Pick one of the topics below for the research paper:
1. What do you think about the concept of TBTF as it applies to financial and non-financial corporations?
2. What are your views regarding the role of CSR (corporate social responsibility) ?
3. What are your views regarding the role of ESG (environmental, social, and governance)?
Additional Explanation on what is needed:
There are basically three topics available for the paper and you want to pick just one and concentrate your research and writing on that topic. First is the issue of TBTF or "Too Big To Fail" which has created an ongoing debate since the 2008-2009 financial crisis. The issue is whether it is appropriate to provide TBTF status to specific large firms and thereby create an incentive for them to take added risk since they know they will not be allowed to fail although it does require them to accept some fairly onerous requirements. Be very careful labeling the 2008 "TARP Bailout" as a taxpayer loss; the reality is that the Treasury has been completely repaid and earned a profit in excess of $85 Billion.
Second topic would be CSR or "Corporate Social Responsibility" which has come to be seen by many as a part of Corporate Governance wherein the firm has an obligation to deal with issues such as community well-being, environmental awareness and voluntary compliance with regulations along with many other issues. The point of CSR is that the firm is responsible not only to its owners but also to many who rely on the firm for employment, safety, future growth opportunities and the like.

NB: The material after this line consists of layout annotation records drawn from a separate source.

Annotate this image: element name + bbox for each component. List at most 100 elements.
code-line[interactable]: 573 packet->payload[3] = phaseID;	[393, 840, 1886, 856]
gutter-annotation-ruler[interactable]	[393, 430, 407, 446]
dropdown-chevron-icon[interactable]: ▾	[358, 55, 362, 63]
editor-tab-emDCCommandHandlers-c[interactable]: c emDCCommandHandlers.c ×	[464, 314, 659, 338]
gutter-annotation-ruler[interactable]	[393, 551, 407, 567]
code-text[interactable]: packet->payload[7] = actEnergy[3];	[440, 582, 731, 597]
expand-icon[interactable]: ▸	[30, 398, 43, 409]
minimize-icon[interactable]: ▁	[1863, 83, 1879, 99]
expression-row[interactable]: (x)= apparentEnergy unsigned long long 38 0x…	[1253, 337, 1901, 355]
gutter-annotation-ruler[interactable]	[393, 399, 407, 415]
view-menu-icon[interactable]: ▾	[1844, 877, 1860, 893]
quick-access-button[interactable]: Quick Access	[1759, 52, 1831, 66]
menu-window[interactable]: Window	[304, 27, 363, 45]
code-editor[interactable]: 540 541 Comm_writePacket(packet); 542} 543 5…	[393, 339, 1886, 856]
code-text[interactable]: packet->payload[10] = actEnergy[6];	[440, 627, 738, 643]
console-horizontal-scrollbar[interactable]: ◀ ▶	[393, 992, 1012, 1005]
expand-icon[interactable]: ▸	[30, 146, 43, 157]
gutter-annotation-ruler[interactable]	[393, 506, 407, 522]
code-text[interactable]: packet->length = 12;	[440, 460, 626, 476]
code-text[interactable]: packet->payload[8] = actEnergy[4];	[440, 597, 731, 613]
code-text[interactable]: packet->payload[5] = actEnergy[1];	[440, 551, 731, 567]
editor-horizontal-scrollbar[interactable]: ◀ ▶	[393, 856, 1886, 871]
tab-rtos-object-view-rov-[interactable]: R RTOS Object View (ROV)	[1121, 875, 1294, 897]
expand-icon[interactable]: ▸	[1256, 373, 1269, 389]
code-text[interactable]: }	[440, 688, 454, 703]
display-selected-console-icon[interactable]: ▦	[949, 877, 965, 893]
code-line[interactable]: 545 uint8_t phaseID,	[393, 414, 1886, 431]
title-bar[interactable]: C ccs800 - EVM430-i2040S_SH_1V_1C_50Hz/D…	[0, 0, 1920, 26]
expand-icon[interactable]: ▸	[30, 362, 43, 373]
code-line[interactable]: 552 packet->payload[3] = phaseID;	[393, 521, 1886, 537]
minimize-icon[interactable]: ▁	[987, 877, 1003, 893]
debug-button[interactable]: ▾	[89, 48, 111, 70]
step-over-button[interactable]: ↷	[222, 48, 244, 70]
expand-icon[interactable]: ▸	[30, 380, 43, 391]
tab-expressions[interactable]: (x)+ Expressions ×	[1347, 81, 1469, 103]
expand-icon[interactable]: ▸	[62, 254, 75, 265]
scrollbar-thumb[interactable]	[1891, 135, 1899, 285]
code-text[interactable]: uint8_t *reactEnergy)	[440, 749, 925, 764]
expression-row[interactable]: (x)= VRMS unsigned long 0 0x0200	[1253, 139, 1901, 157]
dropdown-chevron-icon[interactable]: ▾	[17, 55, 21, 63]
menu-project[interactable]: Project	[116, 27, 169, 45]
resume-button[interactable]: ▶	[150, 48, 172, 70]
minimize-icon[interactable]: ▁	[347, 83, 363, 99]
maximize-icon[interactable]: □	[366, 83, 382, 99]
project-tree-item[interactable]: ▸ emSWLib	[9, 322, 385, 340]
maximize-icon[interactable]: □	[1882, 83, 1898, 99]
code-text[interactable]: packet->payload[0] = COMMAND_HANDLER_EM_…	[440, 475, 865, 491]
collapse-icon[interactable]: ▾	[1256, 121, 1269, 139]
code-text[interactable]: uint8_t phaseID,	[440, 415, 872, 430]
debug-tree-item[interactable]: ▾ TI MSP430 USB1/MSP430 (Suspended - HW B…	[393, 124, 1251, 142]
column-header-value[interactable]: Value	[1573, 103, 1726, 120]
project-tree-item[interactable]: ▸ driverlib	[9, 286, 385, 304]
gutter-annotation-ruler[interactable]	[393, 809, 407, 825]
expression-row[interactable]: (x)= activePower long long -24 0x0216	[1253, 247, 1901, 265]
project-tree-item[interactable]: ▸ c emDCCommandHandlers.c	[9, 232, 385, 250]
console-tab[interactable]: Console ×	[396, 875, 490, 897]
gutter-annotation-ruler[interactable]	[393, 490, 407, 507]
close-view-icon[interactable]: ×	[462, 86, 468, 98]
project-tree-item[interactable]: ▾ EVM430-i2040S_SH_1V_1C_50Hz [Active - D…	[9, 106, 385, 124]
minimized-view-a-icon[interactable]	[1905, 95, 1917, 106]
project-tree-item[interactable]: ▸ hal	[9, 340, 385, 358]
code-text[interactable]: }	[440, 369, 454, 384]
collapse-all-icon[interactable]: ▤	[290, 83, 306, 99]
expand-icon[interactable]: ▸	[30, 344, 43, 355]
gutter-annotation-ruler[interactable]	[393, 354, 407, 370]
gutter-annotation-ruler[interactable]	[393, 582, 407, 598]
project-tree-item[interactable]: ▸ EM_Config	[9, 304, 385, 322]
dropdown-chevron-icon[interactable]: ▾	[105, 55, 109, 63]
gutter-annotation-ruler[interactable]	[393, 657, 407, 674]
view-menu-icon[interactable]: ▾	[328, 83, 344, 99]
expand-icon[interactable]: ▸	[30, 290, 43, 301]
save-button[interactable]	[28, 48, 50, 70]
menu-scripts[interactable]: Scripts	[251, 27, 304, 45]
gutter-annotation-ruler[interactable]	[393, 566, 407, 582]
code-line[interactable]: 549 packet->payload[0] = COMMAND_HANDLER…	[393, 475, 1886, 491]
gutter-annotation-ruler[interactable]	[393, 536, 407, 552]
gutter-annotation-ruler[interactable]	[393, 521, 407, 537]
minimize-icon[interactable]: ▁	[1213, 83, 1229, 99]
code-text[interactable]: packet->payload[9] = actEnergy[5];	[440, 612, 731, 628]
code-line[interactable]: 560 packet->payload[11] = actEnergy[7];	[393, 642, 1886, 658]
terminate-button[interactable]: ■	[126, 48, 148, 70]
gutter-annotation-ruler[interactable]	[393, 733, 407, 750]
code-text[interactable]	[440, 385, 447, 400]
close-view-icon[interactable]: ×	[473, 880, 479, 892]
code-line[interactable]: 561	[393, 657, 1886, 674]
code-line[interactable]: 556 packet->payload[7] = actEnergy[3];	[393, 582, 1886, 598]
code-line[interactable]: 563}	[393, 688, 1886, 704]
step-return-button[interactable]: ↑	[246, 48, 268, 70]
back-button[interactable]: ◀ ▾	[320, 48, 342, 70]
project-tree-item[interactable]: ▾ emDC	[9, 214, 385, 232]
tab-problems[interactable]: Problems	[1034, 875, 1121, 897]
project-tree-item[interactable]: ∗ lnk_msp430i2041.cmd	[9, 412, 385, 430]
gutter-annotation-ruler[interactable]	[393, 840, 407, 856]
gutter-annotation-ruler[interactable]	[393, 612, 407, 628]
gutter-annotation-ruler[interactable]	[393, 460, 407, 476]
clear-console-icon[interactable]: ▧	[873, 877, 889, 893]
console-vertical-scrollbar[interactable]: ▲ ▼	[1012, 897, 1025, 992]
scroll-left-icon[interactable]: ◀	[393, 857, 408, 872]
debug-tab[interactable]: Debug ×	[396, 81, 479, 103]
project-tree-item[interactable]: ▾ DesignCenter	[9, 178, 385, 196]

The third topic would be environmental, social, and governance (ESG) investing by the 20 - 34 year old group often referred to as Millennials. These investors appear to have a strong focus toward the concept of "sustainability" and a preference to invest in firms whose "ESG" characteristics are consistent with that concept. Numerous brokerage firms have created special units to work with investors to help channel the purchase of equity in firms that address ESG challenges. One study by Morgan Stanley found that about 84 percent of millennials were interested in sustainable investing. Significantly, they're also twice as likely to invest in a stock or a fund if sustainability is part of the value-creation thesis.